Le singe géant, encore et toujours
Polymorph est l’un des sorts les plus puissants du jeu. Et la transformation favorite des amateurs de gros dégâts et de points de vie, c’est le célèbre Giant Ape. Une masse de muscles difficile à tomber, avec de puissantes attaques physiques.
Mais oui, les maîtres de jeu ont remarqué que beaucoup de joueurs en abusent. Certains décident même de bannir cette forme, ou ajustent les monstres pour que leurs attaques soient résistantes aux dégâts non magiques. Le but n’est pas de punir, mais d’éviter qu’un sort ruine le rythme d’une session entière.
Les tricheurs de la concentration
Les règles de concentration sont là pour limiter les combos de sorts abusés. Malheureusement, certains joueurs aiment tester les limites avec des sorts « subtils » ou des capacités floues pour en avoir plusieurs en même temps.
Exploiter ce genre de faille fait partie du jeu pour certains. Mais il faut se rappeler que le maître de jeu, lui aussi, lit les règles. Et s’il repère trop d’abus, il n’hésitera pas à recadrer ou même à modifier des mécaniques. On est dans un jeu de rôle, pas dans un concours de méta.
Le combo de la mort : Sentinelle + arme d’hast
Si vous jouez à D&D depuis quelques temps, vous connaissez sûrement ce combo. Avec le don Sentinelle et une arme d’hast, vous pouvez stopper net un ennemi qui s’approche et l’empêcher de se déplacer. C’est propre, simple, et très efficace.

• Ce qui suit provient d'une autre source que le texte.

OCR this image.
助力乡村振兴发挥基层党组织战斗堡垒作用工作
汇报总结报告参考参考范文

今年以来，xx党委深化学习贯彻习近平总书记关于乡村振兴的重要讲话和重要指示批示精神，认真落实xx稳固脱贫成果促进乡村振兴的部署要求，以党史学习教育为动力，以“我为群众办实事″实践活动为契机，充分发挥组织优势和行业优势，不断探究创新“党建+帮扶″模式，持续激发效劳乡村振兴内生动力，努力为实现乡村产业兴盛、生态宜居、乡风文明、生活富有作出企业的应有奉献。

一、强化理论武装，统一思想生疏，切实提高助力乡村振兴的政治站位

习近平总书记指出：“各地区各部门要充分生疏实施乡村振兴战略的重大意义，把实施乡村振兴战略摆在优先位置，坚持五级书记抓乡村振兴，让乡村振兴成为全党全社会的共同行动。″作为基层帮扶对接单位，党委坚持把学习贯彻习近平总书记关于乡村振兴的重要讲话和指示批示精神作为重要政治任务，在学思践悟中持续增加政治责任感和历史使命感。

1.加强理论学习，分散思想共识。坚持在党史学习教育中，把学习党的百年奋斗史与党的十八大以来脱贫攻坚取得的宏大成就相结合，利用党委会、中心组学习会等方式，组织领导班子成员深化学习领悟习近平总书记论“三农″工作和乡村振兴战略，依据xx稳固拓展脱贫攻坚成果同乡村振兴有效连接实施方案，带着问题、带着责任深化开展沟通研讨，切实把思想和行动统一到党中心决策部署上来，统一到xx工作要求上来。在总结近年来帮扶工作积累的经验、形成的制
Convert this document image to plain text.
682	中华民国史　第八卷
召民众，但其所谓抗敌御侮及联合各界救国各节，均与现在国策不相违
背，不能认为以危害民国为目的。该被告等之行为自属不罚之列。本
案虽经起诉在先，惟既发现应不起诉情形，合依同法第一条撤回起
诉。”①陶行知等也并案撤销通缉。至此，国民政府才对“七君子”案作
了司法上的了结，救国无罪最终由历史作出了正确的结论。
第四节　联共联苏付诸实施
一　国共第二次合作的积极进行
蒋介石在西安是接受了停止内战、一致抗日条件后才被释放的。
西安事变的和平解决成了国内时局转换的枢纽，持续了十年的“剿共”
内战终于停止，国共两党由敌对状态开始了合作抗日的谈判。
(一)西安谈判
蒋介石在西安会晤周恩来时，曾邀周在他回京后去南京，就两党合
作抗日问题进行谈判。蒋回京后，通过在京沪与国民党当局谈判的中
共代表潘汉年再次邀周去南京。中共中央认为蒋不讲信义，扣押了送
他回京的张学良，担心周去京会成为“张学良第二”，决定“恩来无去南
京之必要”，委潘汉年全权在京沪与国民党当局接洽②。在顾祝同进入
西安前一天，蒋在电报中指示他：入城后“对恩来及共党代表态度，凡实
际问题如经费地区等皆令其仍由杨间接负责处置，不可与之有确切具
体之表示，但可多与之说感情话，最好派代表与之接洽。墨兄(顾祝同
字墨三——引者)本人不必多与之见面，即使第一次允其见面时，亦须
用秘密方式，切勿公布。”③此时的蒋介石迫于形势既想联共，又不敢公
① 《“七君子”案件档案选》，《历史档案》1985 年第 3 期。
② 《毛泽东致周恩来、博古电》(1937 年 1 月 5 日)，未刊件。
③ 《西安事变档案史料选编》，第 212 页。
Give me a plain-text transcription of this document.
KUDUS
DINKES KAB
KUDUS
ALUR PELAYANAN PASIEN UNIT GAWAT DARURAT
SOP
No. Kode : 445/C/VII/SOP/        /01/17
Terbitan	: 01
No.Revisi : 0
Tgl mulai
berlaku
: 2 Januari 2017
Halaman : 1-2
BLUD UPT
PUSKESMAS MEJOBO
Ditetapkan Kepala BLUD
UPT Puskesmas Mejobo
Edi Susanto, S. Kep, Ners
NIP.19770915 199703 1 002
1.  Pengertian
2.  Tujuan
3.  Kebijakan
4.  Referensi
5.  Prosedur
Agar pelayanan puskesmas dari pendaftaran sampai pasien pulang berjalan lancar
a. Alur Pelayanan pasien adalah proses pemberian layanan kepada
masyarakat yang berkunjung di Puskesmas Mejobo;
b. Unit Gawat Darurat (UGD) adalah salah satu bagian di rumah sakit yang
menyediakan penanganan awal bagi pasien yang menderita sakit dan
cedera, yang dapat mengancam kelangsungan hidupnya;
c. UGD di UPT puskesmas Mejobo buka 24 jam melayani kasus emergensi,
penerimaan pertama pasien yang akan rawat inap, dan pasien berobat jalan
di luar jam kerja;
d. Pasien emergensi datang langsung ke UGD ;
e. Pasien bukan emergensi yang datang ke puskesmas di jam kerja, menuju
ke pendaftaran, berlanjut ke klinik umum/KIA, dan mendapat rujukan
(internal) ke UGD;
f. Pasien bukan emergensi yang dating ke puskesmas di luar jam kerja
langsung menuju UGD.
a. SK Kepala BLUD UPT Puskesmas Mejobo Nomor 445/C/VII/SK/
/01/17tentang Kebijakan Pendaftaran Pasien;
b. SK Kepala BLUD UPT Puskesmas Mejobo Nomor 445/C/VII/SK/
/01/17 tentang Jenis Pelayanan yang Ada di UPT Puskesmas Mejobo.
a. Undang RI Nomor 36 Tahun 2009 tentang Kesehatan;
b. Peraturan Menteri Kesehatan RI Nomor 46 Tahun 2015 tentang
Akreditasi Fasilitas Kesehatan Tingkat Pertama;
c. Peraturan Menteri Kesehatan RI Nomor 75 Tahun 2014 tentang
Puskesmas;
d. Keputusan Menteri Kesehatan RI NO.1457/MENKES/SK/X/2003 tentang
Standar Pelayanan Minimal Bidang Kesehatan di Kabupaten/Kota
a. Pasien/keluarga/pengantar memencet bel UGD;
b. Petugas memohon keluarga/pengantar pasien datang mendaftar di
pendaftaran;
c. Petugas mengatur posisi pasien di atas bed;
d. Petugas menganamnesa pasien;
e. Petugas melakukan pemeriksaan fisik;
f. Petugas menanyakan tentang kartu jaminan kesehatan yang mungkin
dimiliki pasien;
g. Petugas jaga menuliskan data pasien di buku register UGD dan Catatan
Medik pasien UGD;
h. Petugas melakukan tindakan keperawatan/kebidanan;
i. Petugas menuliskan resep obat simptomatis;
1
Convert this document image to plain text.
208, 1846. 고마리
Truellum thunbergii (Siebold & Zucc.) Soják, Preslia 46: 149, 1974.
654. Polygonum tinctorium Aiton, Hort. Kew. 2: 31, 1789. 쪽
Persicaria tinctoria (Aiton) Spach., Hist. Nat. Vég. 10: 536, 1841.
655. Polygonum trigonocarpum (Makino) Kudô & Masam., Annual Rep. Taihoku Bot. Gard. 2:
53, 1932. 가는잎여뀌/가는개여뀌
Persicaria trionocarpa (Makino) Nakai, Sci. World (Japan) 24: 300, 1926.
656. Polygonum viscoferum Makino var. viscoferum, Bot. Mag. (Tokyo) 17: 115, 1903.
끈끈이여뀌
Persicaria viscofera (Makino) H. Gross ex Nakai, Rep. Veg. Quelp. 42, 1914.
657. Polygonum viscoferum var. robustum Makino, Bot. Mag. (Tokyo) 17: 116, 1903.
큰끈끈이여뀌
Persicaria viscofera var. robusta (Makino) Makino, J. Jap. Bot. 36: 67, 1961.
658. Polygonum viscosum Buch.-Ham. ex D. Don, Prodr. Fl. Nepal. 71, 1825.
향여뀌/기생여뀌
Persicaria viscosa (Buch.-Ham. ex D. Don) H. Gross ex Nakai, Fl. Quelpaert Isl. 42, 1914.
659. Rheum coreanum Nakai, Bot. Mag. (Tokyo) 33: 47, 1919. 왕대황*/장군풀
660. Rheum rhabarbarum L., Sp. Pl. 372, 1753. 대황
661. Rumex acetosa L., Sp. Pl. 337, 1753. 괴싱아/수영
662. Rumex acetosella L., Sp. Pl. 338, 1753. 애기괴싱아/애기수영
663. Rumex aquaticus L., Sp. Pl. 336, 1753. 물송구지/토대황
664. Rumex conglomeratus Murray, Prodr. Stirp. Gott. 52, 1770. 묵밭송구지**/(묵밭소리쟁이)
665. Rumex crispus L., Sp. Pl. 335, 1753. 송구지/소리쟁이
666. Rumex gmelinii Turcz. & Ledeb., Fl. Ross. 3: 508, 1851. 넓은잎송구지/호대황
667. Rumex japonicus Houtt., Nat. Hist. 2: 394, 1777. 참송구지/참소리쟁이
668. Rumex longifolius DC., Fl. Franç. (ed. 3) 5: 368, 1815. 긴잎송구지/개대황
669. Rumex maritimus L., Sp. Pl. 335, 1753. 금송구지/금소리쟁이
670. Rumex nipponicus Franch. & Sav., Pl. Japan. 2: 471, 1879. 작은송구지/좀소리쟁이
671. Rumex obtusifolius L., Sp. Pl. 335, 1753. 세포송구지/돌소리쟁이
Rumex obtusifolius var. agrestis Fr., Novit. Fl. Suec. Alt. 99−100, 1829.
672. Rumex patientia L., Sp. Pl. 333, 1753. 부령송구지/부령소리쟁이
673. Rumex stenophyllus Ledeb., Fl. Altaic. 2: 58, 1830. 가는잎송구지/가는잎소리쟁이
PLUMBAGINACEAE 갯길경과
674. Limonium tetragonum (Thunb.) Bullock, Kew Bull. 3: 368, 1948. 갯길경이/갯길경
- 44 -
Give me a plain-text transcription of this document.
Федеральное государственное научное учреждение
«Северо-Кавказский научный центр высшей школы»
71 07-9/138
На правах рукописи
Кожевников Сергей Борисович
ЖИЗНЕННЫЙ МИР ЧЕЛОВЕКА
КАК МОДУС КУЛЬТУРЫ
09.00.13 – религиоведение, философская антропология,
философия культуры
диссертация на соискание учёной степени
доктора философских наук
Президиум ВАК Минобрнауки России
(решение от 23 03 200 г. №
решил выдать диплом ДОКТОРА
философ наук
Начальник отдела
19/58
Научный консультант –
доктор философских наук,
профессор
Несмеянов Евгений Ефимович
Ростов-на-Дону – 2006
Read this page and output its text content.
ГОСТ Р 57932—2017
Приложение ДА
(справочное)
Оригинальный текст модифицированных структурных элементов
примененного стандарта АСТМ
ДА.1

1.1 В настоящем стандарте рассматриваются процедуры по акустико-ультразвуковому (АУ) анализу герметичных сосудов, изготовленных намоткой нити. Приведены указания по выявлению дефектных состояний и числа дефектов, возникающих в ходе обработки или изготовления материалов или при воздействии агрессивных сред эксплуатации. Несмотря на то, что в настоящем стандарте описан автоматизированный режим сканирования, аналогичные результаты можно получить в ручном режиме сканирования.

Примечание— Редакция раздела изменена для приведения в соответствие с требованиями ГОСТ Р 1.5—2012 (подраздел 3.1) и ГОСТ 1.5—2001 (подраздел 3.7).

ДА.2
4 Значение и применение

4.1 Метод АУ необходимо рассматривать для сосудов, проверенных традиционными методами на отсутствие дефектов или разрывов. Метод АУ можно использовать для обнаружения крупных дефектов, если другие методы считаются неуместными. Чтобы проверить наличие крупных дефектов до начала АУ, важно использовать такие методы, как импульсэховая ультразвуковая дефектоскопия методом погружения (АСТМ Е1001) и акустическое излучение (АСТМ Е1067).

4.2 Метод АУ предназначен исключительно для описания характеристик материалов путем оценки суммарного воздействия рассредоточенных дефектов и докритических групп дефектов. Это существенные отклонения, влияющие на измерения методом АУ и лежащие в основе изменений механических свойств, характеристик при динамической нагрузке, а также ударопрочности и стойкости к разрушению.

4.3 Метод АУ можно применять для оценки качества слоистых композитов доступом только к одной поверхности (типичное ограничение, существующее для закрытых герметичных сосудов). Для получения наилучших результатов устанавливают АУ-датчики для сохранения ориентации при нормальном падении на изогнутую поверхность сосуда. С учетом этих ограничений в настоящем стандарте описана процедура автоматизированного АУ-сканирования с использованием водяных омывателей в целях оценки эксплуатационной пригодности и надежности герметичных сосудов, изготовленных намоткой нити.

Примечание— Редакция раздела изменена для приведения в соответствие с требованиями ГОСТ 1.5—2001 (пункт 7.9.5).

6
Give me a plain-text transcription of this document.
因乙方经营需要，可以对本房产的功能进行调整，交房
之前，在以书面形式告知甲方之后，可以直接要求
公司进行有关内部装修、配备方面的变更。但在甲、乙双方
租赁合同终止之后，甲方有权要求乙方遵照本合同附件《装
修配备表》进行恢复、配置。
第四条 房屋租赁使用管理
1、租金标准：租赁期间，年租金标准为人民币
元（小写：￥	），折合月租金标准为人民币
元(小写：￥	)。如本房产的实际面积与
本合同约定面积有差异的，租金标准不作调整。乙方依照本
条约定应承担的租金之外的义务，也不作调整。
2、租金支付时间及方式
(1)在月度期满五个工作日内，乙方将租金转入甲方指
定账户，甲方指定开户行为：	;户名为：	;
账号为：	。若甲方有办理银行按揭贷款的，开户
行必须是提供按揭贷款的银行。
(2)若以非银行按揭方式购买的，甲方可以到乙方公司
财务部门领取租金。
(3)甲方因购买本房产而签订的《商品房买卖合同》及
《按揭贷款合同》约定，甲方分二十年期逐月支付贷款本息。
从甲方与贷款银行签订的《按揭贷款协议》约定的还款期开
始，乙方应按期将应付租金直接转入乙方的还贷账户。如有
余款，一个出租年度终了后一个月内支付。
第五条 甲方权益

Trop efficace, peut-être. Parce qu’un MJ qui voit ce build sur un PJ imaginera déjà les moments où un boss risque de se faire « freeze » dès qu’il bouge. Résultat :
- les ennemis viendront avec des sorts de téléportation
- des attaques à distance
- ou des résistances spécifiques
Ce n’est pas interdit, mais ce n’est pas non plus une recette miracle.
Les idées absurdes, elles aussi sont connues
Lancer un éléphant dans l’atmosphère, empiler des paysans pour créer un canon vivant… ces détournements de règles sont devenus des mèmes. Et non, ce n’est pas nouveau. Les MJ les ont vus passer, entendus, lus… parfois même appliqués par eux-mêmes.
Utiliser les règles à la lettre pour produire un effet absurde est un jeu en soi. Mais si vous pensez être le premier à proposer une « grève de mages téléporteurs » ou un « cercle infini de familiers invocables », détrompez-vous. Un bon MJ répondra par l’humour… ou par un PNJ utilisant la même logique contre vous.
Les MJ savent, et ils s’adaptent
Le plus drôle dans tout ça, c’est que les maîtres de jeu n’agissent pas tant pour empêcher qu’en fonction du fun de la table. S’ils laissent passer certaines choses, ce n’est pas qu’ils sont naïfs, c’est qu’ils veulent que tout le monde s’éclate. Mais dès que quelque chose menace l’équilibre d’une campagne ou étouffe les autres joueurs, ils rectifieront le tir.
Du coup, si vous avez l’impression d’avoir trouvé la faille du siècle, posez-vous une question simple : est-ce que ça rendra la partie plus fun pour tout le monde ? Si la réponse est non, peut-être vaut-il mieux laisser votre sac interdimensionnel tranquille.